Patients with HNF-1β gene mutations have an elevated risk for neurodevelopmental disorders, especially autism spectrum disorder (ASD).25 In patients with 17q12 microdeletion syndrome, cases of learning disorder, ASD, global developmental delay were observed.26,27 Additionally, it has been reported that facial dysmorphism may be present in some patients with 17q12 microdeletion syndrome.8 Significantly, our diagnosed patient with the 17q12 microdeletion syndrome did not present other severe anomalies like short stature, speech delay, developmental disorders, facial dysmorphism, or any traits suggestive of psychopathological conditions or autism.

Conclusions

This case study sheds light on the clinical presentation and therapeutic interventions for patients with the 17q12 microdeletion syndrome, further enriching our grasp of the clinical spectrum and variability inherent to special-type diabetes, thereby offering valuable insights for its assessment and diagnosis. Especially in adolescent diabetes patients lacking a familial history and exhibiting distinct clinical markers (such as polycystic kidneys, liver impairment, lipid anomalies, and fatty atrophy), the possibility of the 17q12 microdeletion syndrome should remain on the diagnostic radar.

Data Sharing Statement

The data used is already included in the article.

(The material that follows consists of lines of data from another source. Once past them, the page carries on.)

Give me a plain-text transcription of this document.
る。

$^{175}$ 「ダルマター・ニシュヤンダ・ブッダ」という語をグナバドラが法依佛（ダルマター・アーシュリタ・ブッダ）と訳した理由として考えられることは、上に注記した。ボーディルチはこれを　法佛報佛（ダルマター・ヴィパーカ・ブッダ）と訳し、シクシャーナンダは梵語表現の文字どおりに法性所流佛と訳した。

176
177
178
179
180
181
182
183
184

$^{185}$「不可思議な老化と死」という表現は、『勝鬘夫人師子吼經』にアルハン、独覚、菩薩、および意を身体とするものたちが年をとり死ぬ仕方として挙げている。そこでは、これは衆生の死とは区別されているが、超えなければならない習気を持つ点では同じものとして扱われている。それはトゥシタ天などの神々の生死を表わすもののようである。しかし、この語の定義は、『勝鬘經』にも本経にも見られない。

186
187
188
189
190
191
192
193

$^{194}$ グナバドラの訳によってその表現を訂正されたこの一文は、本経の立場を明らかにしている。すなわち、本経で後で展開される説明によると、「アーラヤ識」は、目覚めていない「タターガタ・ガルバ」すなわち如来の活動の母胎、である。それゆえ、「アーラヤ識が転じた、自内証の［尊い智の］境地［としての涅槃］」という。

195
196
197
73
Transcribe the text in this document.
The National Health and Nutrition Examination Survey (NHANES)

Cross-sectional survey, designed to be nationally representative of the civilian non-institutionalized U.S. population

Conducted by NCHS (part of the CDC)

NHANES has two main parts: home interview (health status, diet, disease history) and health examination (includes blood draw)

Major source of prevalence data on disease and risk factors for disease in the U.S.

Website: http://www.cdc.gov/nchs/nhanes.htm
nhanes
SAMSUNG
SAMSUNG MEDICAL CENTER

Ethics Approval and Consent to Participate

The case report was reviewed and licensed by the ethics committee of the Central Hospital of Xuzhou. We obtained written consent from the patient for the publication of their details. All the personal information is anonymized.

Acknowledgments

The authors would like to thank the subject for participating in this case report.

Author Contributions

All authors contributed to data analysis, drafting or revising the article, have agreed on the journal to which the article will be submitted, gave final approval of the version to be published, and agree to be accountable for all aspects of the work.

Funding

This work was supported by Xuzhou Key Medical Talents Project (grant number XWRCHT20220059).

Disclosure

The authors declare that they have no competing interests for this work.